This post discusses domestic violence and could be triggering for some readers.
I have worked in the anti-violence space for well over 20 years. I’ve seen a lot of things, faced my share of challenges and learnt a lot of lessons along the way.
One of the hardest things for me as an Aboriginal woman who has experienced extreme violence during my life, working in this space, is showing my vulnerability.
I believe there is an expectation for Aboriginal women to be strong, resilient, to power through, regardless of obstacles we may face. To just keep moving, show no emotion, soldier on! And I have done this and done it well throughout my career as a domestic violence educator, advocate and survivor. Until recently, when everything I work towards and advocate for was staring squarely back at me.
I was faced with not being able to see my grandchildren resulting in court proceedings. My son was arrested for breach of an AVO and I resigned from my position as CEO of Mudgin-gal Aboriginal Women’s Centre after three and a half years of service.
My life was in turmoil. All the things I advocate for and feel so very strongly about were now a reflection of my own reality. I was spinning out of control at 53 years old.
Grief and resilience live together”- Michelle Obama, Becoming.

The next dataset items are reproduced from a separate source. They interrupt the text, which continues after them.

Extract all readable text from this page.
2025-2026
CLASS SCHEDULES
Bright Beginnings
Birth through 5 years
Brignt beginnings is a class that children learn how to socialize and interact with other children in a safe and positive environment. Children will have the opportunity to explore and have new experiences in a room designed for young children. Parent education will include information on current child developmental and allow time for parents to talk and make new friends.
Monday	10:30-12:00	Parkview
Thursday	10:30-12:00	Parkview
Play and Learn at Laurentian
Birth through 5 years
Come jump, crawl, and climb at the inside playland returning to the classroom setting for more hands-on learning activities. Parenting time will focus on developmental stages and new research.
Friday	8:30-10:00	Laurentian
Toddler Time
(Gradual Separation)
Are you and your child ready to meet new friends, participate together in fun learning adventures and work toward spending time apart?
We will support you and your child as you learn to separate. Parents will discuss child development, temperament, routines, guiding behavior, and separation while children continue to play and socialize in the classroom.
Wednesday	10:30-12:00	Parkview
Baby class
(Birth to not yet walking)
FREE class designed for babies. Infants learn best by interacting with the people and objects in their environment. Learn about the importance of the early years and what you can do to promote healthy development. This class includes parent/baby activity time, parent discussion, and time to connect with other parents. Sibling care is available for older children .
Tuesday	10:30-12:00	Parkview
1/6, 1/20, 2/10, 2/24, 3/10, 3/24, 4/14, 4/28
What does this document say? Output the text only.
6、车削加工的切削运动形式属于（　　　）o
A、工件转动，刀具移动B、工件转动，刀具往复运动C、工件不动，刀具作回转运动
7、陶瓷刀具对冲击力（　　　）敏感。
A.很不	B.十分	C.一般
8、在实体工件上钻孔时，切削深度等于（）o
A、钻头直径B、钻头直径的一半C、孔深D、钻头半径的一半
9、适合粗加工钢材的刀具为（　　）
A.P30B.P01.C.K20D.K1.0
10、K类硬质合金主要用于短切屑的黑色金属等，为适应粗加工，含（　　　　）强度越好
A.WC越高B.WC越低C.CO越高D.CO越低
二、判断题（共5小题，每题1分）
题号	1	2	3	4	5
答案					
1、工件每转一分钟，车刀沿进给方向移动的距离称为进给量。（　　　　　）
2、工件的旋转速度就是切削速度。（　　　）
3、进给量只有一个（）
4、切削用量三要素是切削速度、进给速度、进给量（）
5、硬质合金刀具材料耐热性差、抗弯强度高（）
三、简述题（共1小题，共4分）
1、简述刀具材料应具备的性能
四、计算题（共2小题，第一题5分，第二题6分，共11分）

Aboriginal women are 34 times more likely to become victims of violence than white women, and the burden of this falls on our shoulders, whether we are the victim, the family member or mother of the perpetrator.
For the record, I supported my daughter-in-law and advocated for her as I would any other woman. However, when my son was arrested and immediately imprisoned, the experience of both parties highlighted the double standard in place for Aboriginal people - the systems don't work for us, they work against us.